Plus rien à voir ? — Je furetai dans les coins. — Non, plus rien. J’avais suivi pied à pied les travaux de mon oncle et, par fortune, dans l’ordre même de leurs stades et de leur ascendance, rationnellement.
Je rentrai sans encombre au château, puis dans ma chambre. Et là, cette vigueur factice qui m’avait soutenu s’effondra. Sans y parvenir, j’essayai, tout en me déshabillant, de récapituler ma campagne. Déjà elle prenait un air de mauvais rêve et je n’y croyais plus. Est-ce que le règne végétal pouvait fusionner avec le règne animal ? Quelle absurdité ! Si les polypes-plantes sont presque des polypes-bêtes, qu’est-ce donc qu’un insecte et une feuille, par exemple ont de commun ? — Alors, je ressentis une douleur cuisante au pouce de la main droite : un petit point blanc, auréolé de rose, y boutonnait. Dans la traversée du bois, quelque chose m’avait piqué. Mais je fus impuissant à décider si c’était là vengeance d’ortie ou de fourmi, et je me souvins que l’analyse microscopique et chimique n’aurait pu me le dire, tant leur piqûre et leur acide sont les mêmes. Ceci m’ayant rappelé au sentiment des possibilités, je n’avais plus de prétexte pour ne pas les accepter comme accomplies par mon oncle, et je poursuivis mes réflexions, qui furent telles :
« En résumé, Lerne a tenté d’amalgamer les végétaux et les animaux et de leur faire échanger leur vitalité. Son procédé, judicieusement progressif, a réussi. Mais sont-ce là des buts ou des moyens ? Où veut-il en venir ? Je ne discerne pas que ces expériences soient susceptibles d’une application pratique immédiate, d’usages qu’un spéculateur pourrait exploiter, — donc elles ne sont pas des fins. Il me semble, au surplus, que leur succession s’efforce vers quelque chose de plus parfait, que je pressens vaguement sans le bien distinguer. — Ma tête est bourrée de migraine cotonneuse. — Voyons… peut-être aussi le professeur mène-t-il de front d’autres recherches, convergeant au même point que celles-ci, et dont la connaissance éclairerait l’objet final… Allons, allons ! un peu de logique.
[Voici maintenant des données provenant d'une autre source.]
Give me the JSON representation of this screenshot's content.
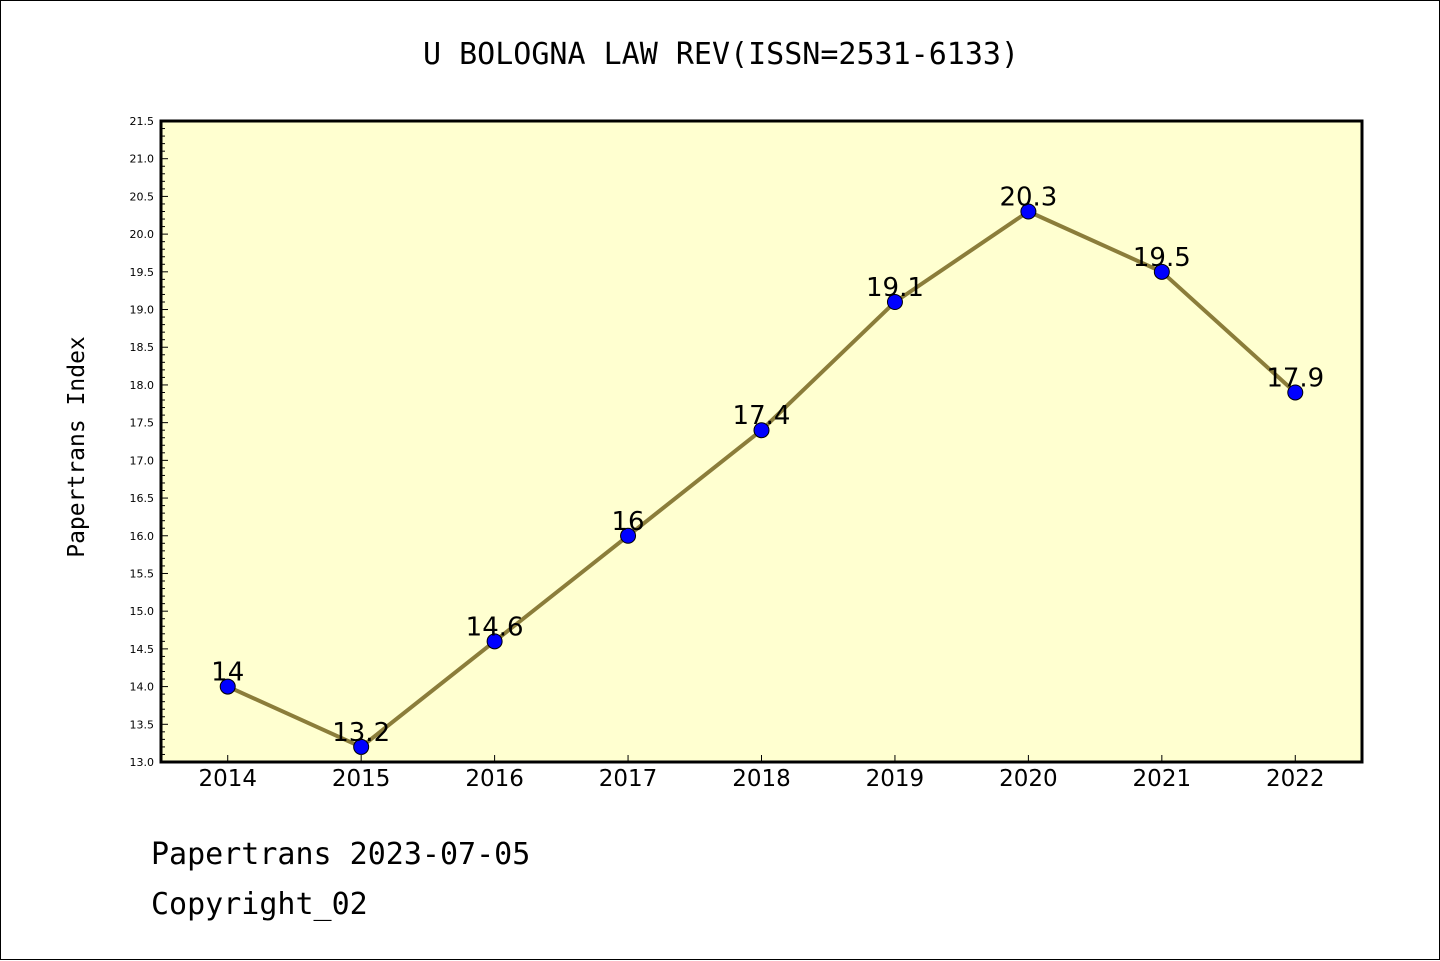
{
  "chart_data": {
    "type": "line",
    "title": "U BOLOGNA LAW REV(ISSN=2531-6133)",
    "xlabel": "",
    "ylabel": "Papertrans Index",
    "x": [
      2014,
      2015,
      2016,
      2017,
      2018,
      2019,
      2020,
      2021,
      2022
    ],
    "series": [
      {
        "values": [
          14,
          13.2,
          14.6,
          16,
          17.4,
          19.1,
          20.3,
          19.5,
          17.9
        ]
      }
    ],
    "data_labels": [
      "14",
      "13.2",
      "14.6",
      "16",
      "17.4",
      "19.1",
      "20.3",
      "19.5",
      "17.9"
    ],
    "y_ticks": [
      "13.0",
      "13.5",
      "14.0",
      "14.5",
      "15.0",
      "15.5",
      "16.0",
      "16.5",
      "17.0",
      "17.5",
      "18.0",
      "18.5",
      "19.0",
      "19.5",
      "20.0",
      "20.5",
      "21.0",
      "21.5"
    ],
    "ylim": [
      13.0,
      21.5
    ],
    "xlim": [
      2013.5,
      2022.5
    ],
    "grid": false,
    "colors": {
      "line": "#8b7d3a",
      "marker": "#0000ff",
      "plot_bg": "#ffffd0"
    }
  },
  "footer": {
    "date": "Papertrans 2023-07-05",
    "copyright": "Copyright_02"
  }
}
D’une part, — Seigneur, que je suis fatigué ! — d’une part, j’ai vu les végétaux greffés entre eux ; d’autre part, mon oncle commence à mélanger les plantes et les bêtes… Ah, j’y renonce ! »
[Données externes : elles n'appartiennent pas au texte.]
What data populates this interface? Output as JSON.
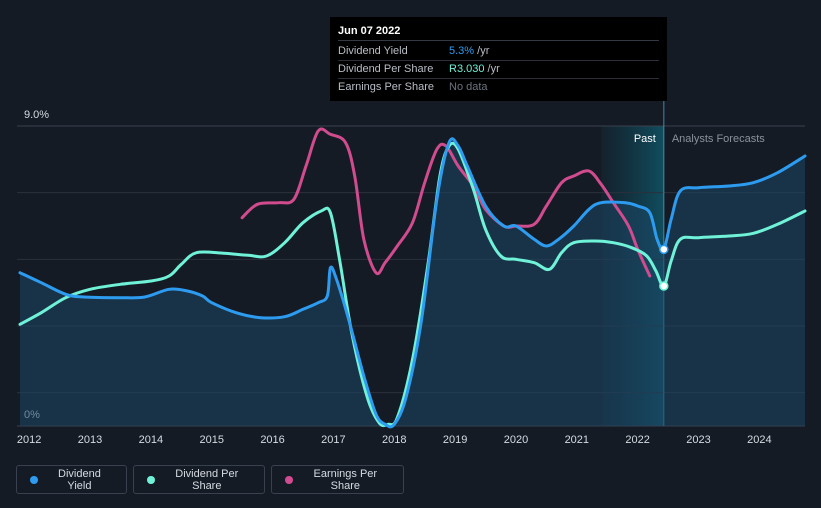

Mon esprit surmené se refusait au moindre raisonnement. J’entrevis confusément que, dans cette matière de la greffe, toute une branche d’études avait été négligée, ou du moins que la serre n’en était pas le siège. Mes paupières s’alourdirent. Plus je voulais induire ou déduire, plus je pataugeais. L’apparition de la nuit, les bâtiments gris, Emma, vinrent aggraver mon ahurissement d’inquiétude, de curiosité, de désir ; bref, jamais oreiller de plume ne hanta pareil galimatias.
Énigme !
Oui certes : énigme ! Cependant, si les sphinx m’environnaient toujours, à travers la fumée maintenant éclaircie je les distinguais plus nettement. Et comme l’un d’eux avait une frimousse agréable et des seins de jeune femme, je m’endormis tout de même en souriant.